I’ve been wanting to blog about Fringe this season, but the relative paucity of explicit God-talk meant that I often didn’t have a clear topic to focus on in posts. But even the new intro is worth focusing attention on. In place of the paranormal fringe science or pseudoscience of the previous seasons, it substitutes things like independent thought, education, freedom, and due process. Such ideas were once fringe notions too. And so the very opening credits sequence is asking us to ponder the question: what is relegated to the fringe by people today, and why?
SPOILERS about the latest episode follow.
In the latest episode, “Five-Twenty-Ten,” the story focuses on two men whose brains are changing. In the case of Walter Bishop, pieces previously removed had been reinserted, and he feels himself changing back into the man he used to be, full of hubris.

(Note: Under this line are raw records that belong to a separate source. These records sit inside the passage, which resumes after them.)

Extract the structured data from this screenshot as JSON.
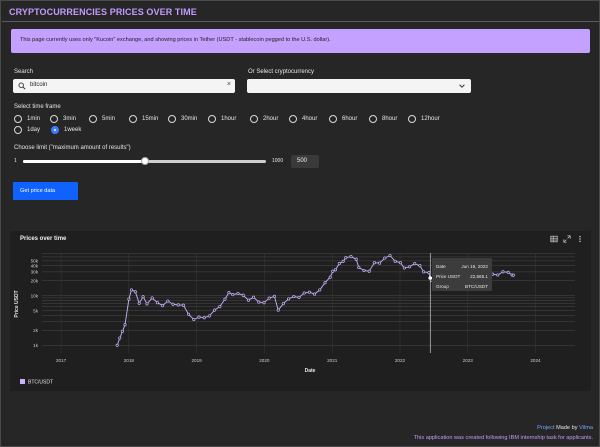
{
  "app": {
    "title": "CRYPTOCURRENCIES PRICES OVER TIME",
    "notice": "This page currently uses only \"Kucoin\" exchange, and showing prices in Tether (USDT - stablecoin pegged to the U.S. dollar)."
  },
  "search": {
    "label": "Search",
    "value": "bitcoin",
    "clear": "×",
    "icon": "search-icon"
  },
  "crypto_select": {
    "label": "Or Select cryptocurrency",
    "value": "",
    "icon": "chevron-down-icon"
  },
  "timeframe": {
    "label": "Select time frame",
    "options": [
      "1min",
      "3min",
      "5min",
      "15min",
      "30min",
      "1hour",
      "2hour",
      "4hour",
      "6hour",
      "8hour",
      "12hour",
      "1day",
      "1week"
    ],
    "selected": "1week"
  },
  "limit": {
    "label": "Choose limit (\"maximum amount of results\")",
    "min": "1",
    "max": "1000",
    "value": "500",
    "fraction": 0.5
  },
  "button": {
    "label": "Get price data"
  },
  "chart": {
    "title": "Prices over time",
    "toolbar_icons": [
      "table-icon",
      "expand-icon",
      "more-vert-icon"
    ]
  },
  "chart_data": {
    "type": "line",
    "title": "Prices over time",
    "xlabel": "Date",
    "ylabel": "Price USDT",
    "yscale": "log",
    "y_tick_labels": [
      "1k",
      "2k",
      "5k",
      "10k",
      "20k",
      "30k",
      "40k",
      "50k"
    ],
    "x_tick_labels": [
      "2017",
      "2018",
      "2019",
      "2020",
      "2021",
      "2022",
      "2023",
      "2024"
    ],
    "grid": true,
    "legend_position": "bottom-left",
    "series": [
      {
        "name": "BTC/USDT",
        "color": "#c9b3ff",
        "points": [
          [
            "2017-10-30",
            1000
          ],
          [
            "2017-11-13",
            1400
          ],
          [
            "2017-11-27",
            1900
          ],
          [
            "2017-12-11",
            2600
          ],
          [
            "2018-01-01",
            8500
          ],
          [
            "2018-01-15",
            13000
          ],
          [
            "2018-02-05",
            12000
          ],
          [
            "2018-02-26",
            7000
          ],
          [
            "2018-03-19",
            9500
          ],
          [
            "2018-04-09",
            6800
          ],
          [
            "2018-05-07",
            9000
          ],
          [
            "2018-06-04",
            7200
          ],
          [
            "2018-07-02",
            6300
          ],
          [
            "2018-07-30",
            7800
          ],
          [
            "2018-08-27",
            6700
          ],
          [
            "2018-09-24",
            6500
          ],
          [
            "2018-10-22",
            6400
          ],
          [
            "2018-11-19",
            4200
          ],
          [
            "2018-12-17",
            3300
          ],
          [
            "2019-01-14",
            3700
          ],
          [
            "2019-02-11",
            3600
          ],
          [
            "2019-03-11",
            3900
          ],
          [
            "2019-04-08",
            5100
          ],
          [
            "2019-05-06",
            6000
          ],
          [
            "2019-06-03",
            8500
          ],
          [
            "2019-06-24",
            11500
          ],
          [
            "2019-07-15",
            10500
          ],
          [
            "2019-08-12",
            11000
          ],
          [
            "2019-09-09",
            10200
          ],
          [
            "2019-10-07",
            8100
          ],
          [
            "2019-11-04",
            9300
          ],
          [
            "2019-12-02",
            7400
          ],
          [
            "2019-12-30",
            7200
          ],
          [
            "2020-01-27",
            8900
          ],
          [
            "2020-02-24",
            9700
          ],
          [
            "2020-03-16",
            5100
          ],
          [
            "2020-04-13",
            6900
          ],
          [
            "2020-05-11",
            8600
          ],
          [
            "2020-06-08",
            9600
          ],
          [
            "2020-07-06",
            9200
          ],
          [
            "2020-08-03",
            11300
          ],
          [
            "2020-08-31",
            11700
          ],
          [
            "2020-09-28",
            10700
          ],
          [
            "2020-10-26",
            13000
          ],
          [
            "2020-11-23",
            18200
          ],
          [
            "2020-12-21",
            23500
          ],
          [
            "2021-01-04",
            31000
          ],
          [
            "2021-01-18",
            33000
          ],
          [
            "2021-02-08",
            44000
          ],
          [
            "2021-03-01",
            49000
          ],
          [
            "2021-03-15",
            58000
          ],
          [
            "2021-04-12",
            61000
          ],
          [
            "2021-05-10",
            54000
          ],
          [
            "2021-05-24",
            37000
          ],
          [
            "2021-06-21",
            32000
          ],
          [
            "2021-07-19",
            31000
          ],
          [
            "2021-08-16",
            46000
          ],
          [
            "2021-09-13",
            45000
          ],
          [
            "2021-10-11",
            57000
          ],
          [
            "2021-11-08",
            64000
          ],
          [
            "2021-12-06",
            49000
          ],
          [
            "2022-01-03",
            46000
          ],
          [
            "2022-01-24",
            36000
          ],
          [
            "2022-02-21",
            38000
          ],
          [
            "2022-03-21",
            44000
          ],
          [
            "2022-04-18",
            40000
          ],
          [
            "2022-05-09",
            30000
          ],
          [
            "2022-06-06",
            29000
          ],
          [
            "2022-06-13",
            22600
          ],
          [
            "2022-06-20",
            20500
          ],
          [
            "2022-07-18",
            21500
          ],
          [
            "2022-08-15",
            23500
          ],
          [
            "2022-09-12",
            19500
          ],
          [
            "2022-10-10",
            19200
          ],
          [
            "2022-11-07",
            16500
          ],
          [
            "2022-12-05",
            17000
          ],
          [
            "2023-01-02",
            16600
          ],
          [
            "2023-01-30",
            23000
          ],
          [
            "2023-02-27",
            22000
          ],
          [
            "2023-03-20",
            28000
          ],
          [
            "2023-04-17",
            29500
          ],
          [
            "2023-05-15",
            27000
          ],
          [
            "2023-06-12",
            26000
          ],
          [
            "2023-07-10",
            30200
          ],
          [
            "2023-08-07",
            29400
          ],
          [
            "2023-08-28",
            26000
          ],
          [
            "2023-09-04",
            25800
          ]
        ]
      }
    ],
    "tooltip": {
      "date_label": "Date",
      "date_value": "Jun 19, 2022",
      "price_label": "Price USDT",
      "price_value": "22,565.1",
      "group_label": "Group",
      "group_value": "BTC/USDT"
    }
  },
  "footer": {
    "project_link": "Project",
    "made_by": "Made by",
    "author": "Vilma",
    "note": "This application was created following IBM internship task for applicants."
  }
}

Peter Bishop, on the other hand, is changing as a result of Observer tech that he inserted into his brain – having confidently expressed before doing so that if he had such tech, he’d be ten times the man the observer was that he took it from.
One of the running catchphrases of the series has been Να είσαι καλύτερος άνθρωπος από τον πατέρα σου – “May he be a better man than his father” (often rendered as “Be a better man than your father” which presumably should be Γίνε καλύτερος άνθρωπος από τον πατέρα σας).
In this episode, both are turning into “gods” – one the hubris-filled stereotype of the scientist playing God, the other a future human god enabled through technology to transcend time and space.
Both paths are supposed to be worrying, not just to the characters but to the viewer.
In the episode, Nina Sharp twice mentions what Walter had previously accomplished in terms such as “walking among the gods.” Although religious developments in theism eventually posited an unbridgeable gulf between God and humanity, throughout much of history the spectrum was rather fluid, and the divinization of mortals was considered a genuine possibility. In a scientific age, technology has been the focus of much human questing after divinity.
But the crucial question is not what technology can enable us to do, but what sort of person – or god – we will be. Whether by discipline and learning or by technology, our brains are changed – perhaps permanently – by our experiences and our choices. But most of us hold out the hope that we can choose not to follow a particular path, whether we be wielding a flint axe or a nuclear bomb. The technology changes, but do we have control of ourselves sufficiently, and sufficient wisdom, to not allow the additional power provided by more advanced technology to corrupt us, as we use it to give expression to our deep-seated hostilities.
The character of September indicates that having Observer technology in your brain doesn’t make you a bad person. And so Fringe’s vision seems to remain a warning, not about technology’s power to transform us, as real as that is, but about the crucial role of moral discipline in discernment if we are to use technology in anything other than harmful ways.